Pada tahun 1974, Bapak Chín Ninh terluka dan dipindahkan ke belakang garis depan, di mana ia bertemu dengan perawat Châu Hồng Điệp. Ibu Điệp, lahir pada tahun 1948 di provinsi Bà Rịa, telah bergabung dengan revolusi pada usia 16 tahun. Karena memiliki cita-cita yang sama dan berjuang di garis depan yang sama, mereka jatuh cinta dan akhirnya menikah. Selama periode itu, tentara kita sangat kuat, dan berita kemenangan mengalir dari mana-mana, meningkatkan moral para prajurit. Pada tanggal 30 April 1975, bangsa ini bersukacita.

Pak Chín Ninh menceritakan: "Kegembiraan itu tak terlukiskan. Saya memeluk senapan saya dan menembakkan ketiga magasin untuk merayakan; larasnya sangat panas, jadi saya mencelupkannya ke dalam air dan menembak lagi." Kegembiraannya berlipat ganda ketika Ibu Điệp melahirkan putra pertama mereka pada hari yang sama dengan pembebasan.

Pada akhir tahun 1976, mereka kembali ke kampung halaman mereka. Bapak Chín Ninh menjadi Wakil Ketua dan kemudian Ketua Komite Rakyat komune Lạc Tấn; Ibu Điệp menjadi Ketua Serikat Wanita komune tersebut. Bapak Chín Ninh mengatakan bahwa pada saat itu komune tersebut sangat miskin, baru saja mencapai perdamaian, sehingga semua orang menderita. Orang-orang tidak tahu cara lain untuk mencari nafkah selain bercocok tanam padi. ​​Tetapi bahkan panen padi pun gagal; sawah seluas 4.000 m² milik pasangan itu hanya menghasilkan beberapa puluh gantang setiap musim panen.

Pak Chin Ninh berkata: “Dulu, saya hanya punya ransel dan tinggal di hutan selama lebih dari sepuluh tahun. Terkadang kami tidak makan nasi selama setengah bulan, hanya makan sayur dan akar pisang.
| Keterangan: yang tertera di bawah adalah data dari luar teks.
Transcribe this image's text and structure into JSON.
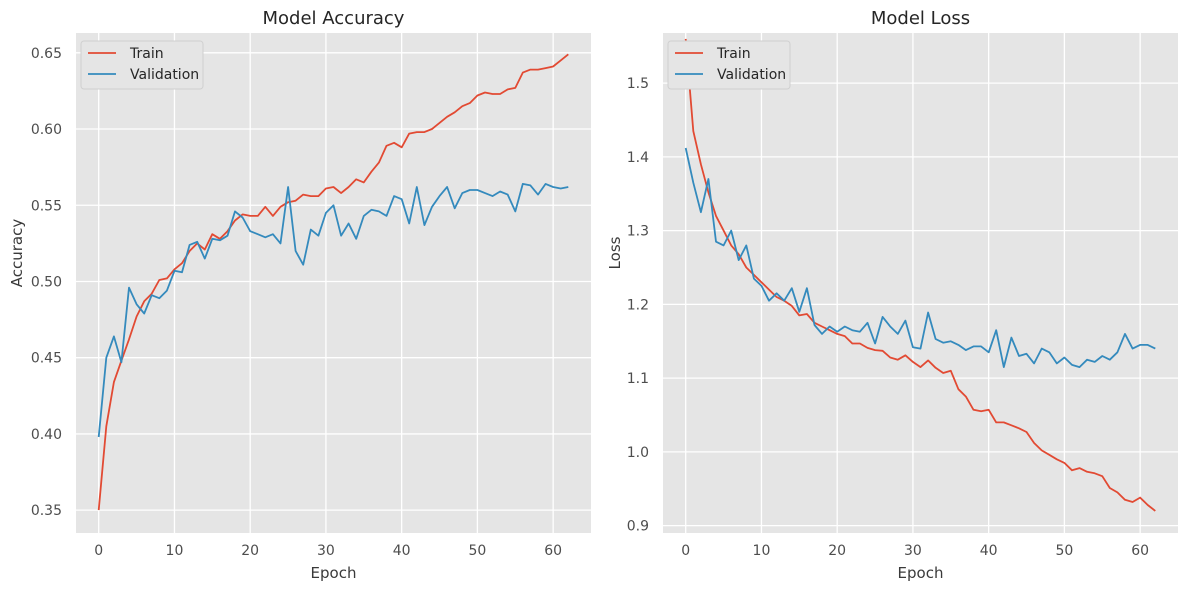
{
  "colors": {
    "train": "#E24A33",
    "validation": "#348ABD",
    "plot_bg": "#E5E5E5",
    "grid": "#FFFFFF"
  },
  "chart_data": [
    {
      "type": "line",
      "title": "Model Accuracy",
      "xlabel": "Epoch",
      "ylabel": "Accuracy",
      "xlim": [
        -3,
        65
      ],
      "ylim": [
        0.335,
        0.663
      ],
      "xticks": [
        0,
        10,
        20,
        30,
        40,
        50,
        60
      ],
      "yticks": [
        0.35,
        0.4,
        0.45,
        0.5,
        0.55,
        0.6,
        0.65
      ],
      "ytick_labels": [
        "0.35",
        "0.40",
        "0.45",
        "0.50",
        "0.55",
        "0.60",
        "0.65"
      ],
      "grid": true,
      "legend": "top-left",
      "series": [
        {
          "name": "Train",
          "color_key": "train",
          "values": [
            0.35,
            0.405,
            0.434,
            0.448,
            0.462,
            0.477,
            0.487,
            0.492,
            0.501,
            0.502,
            0.508,
            0.512,
            0.52,
            0.525,
            0.521,
            0.531,
            0.528,
            0.533,
            0.54,
            0.544,
            0.543,
            0.543,
            0.549,
            0.543,
            0.549,
            0.552,
            0.553,
            0.557,
            0.556,
            0.556,
            0.561,
            0.562,
            0.558,
            0.562,
            0.567,
            0.565,
            0.572,
            0.578,
            0.589,
            0.591,
            0.588,
            0.597,
            0.598,
            0.598,
            0.6,
            0.604,
            0.608,
            0.611,
            0.615,
            0.617,
            0.622,
            0.624,
            0.623,
            0.623,
            0.626,
            0.627,
            0.637,
            0.639,
            0.639,
            0.64,
            0.641,
            0.645,
            0.649
          ]
        },
        {
          "name": "Validation",
          "color_key": "validation",
          "values": [
            0.398,
            0.45,
            0.464,
            0.447,
            0.496,
            0.485,
            0.479,
            0.491,
            0.489,
            0.494,
            0.507,
            0.506,
            0.524,
            0.526,
            0.515,
            0.528,
            0.527,
            0.53,
            0.546,
            0.542,
            0.533,
            0.531,
            0.529,
            0.531,
            0.525,
            0.562,
            0.52,
            0.511,
            0.534,
            0.53,
            0.545,
            0.55,
            0.53,
            0.538,
            0.528,
            0.543,
            0.547,
            0.546,
            0.543,
            0.556,
            0.554,
            0.538,
            0.562,
            0.537,
            0.549,
            0.556,
            0.562,
            0.548,
            0.558,
            0.56,
            0.56,
            0.558,
            0.556,
            0.559,
            0.557,
            0.546,
            0.564,
            0.563,
            0.557,
            0.564,
            0.562,
            0.561,
            0.562
          ]
        }
      ]
    },
    {
      "type": "line",
      "title": "Model Loss",
      "xlabel": "Epoch",
      "ylabel": "Loss",
      "xlim": [
        -3,
        65
      ],
      "ylim": [
        0.89,
        1.568
      ],
      "xticks": [
        0,
        10,
        20,
        30,
        40,
        50,
        60
      ],
      "yticks": [
        0.9,
        1.0,
        1.1,
        1.2,
        1.3,
        1.4,
        1.5
      ],
      "ytick_labels": [
        "0.9",
        "1.0",
        "1.1",
        "1.2",
        "1.3",
        "1.4",
        "1.5"
      ],
      "grid": true,
      "legend": "top-left",
      "series": [
        {
          "name": "Train",
          "color_key": "train",
          "values": [
            1.56,
            1.435,
            1.39,
            1.352,
            1.32,
            1.3,
            1.28,
            1.268,
            1.25,
            1.24,
            1.23,
            1.22,
            1.21,
            1.205,
            1.198,
            1.185,
            1.187,
            1.175,
            1.17,
            1.165,
            1.16,
            1.157,
            1.147,
            1.147,
            1.141,
            1.138,
            1.137,
            1.128,
            1.125,
            1.131,
            1.122,
            1.115,
            1.124,
            1.114,
            1.107,
            1.11,
            1.085,
            1.075,
            1.057,
            1.055,
            1.057,
            1.04,
            1.04,
            1.036,
            1.032,
            1.027,
            1.012,
            1.002,
            0.996,
            0.99,
            0.985,
            0.975,
            0.978,
            0.973,
            0.971,
            0.967,
            0.951,
            0.945,
            0.935,
            0.932,
            0.938,
            0.928,
            0.92
          ]
        },
        {
          "name": "Validation",
          "color_key": "validation",
          "values": [
            1.412,
            1.365,
            1.325,
            1.37,
            1.285,
            1.28,
            1.3,
            1.26,
            1.28,
            1.235,
            1.225,
            1.205,
            1.215,
            1.205,
            1.222,
            1.19,
            1.222,
            1.172,
            1.16,
            1.17,
            1.163,
            1.17,
            1.165,
            1.163,
            1.175,
            1.147,
            1.183,
            1.17,
            1.16,
            1.178,
            1.142,
            1.14,
            1.189,
            1.153,
            1.148,
            1.15,
            1.145,
            1.138,
            1.143,
            1.143,
            1.135,
            1.165,
            1.115,
            1.155,
            1.13,
            1.133,
            1.12,
            1.14,
            1.135,
            1.12,
            1.128,
            1.118,
            1.115,
            1.125,
            1.122,
            1.13,
            1.125,
            1.135,
            1.16,
            1.14,
            1.145,
            1.145,
            1.14
          ]
        }
      ]
    }
  ]
}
Ada banyak cara untuk mati di hutan: kelaparan, malaria, tersesat, bahkan ranting kering yang jatuh (akibat penyemprotan bahan kimia) pun bisa membunuh. Tetapi jika kita bisa mengatasi kesulitan seperti itu, kesulitan apa yang akan kita hadapi?” Dengan berpikir seperti itu, pasangan ini mencurahkan seluruh upaya mereka untuk berjuang dan penuh harapan untuk masa depan.

Bapak Phan Quoc Ninh dan Ibu Chau Hong Diep (Dusun 3, Komune Lac Tan, Distrik Tan Tru) telah berjuang bersama, saling mendukung, berbagi, dan saling mencintai selama lebih dari 50 tahun.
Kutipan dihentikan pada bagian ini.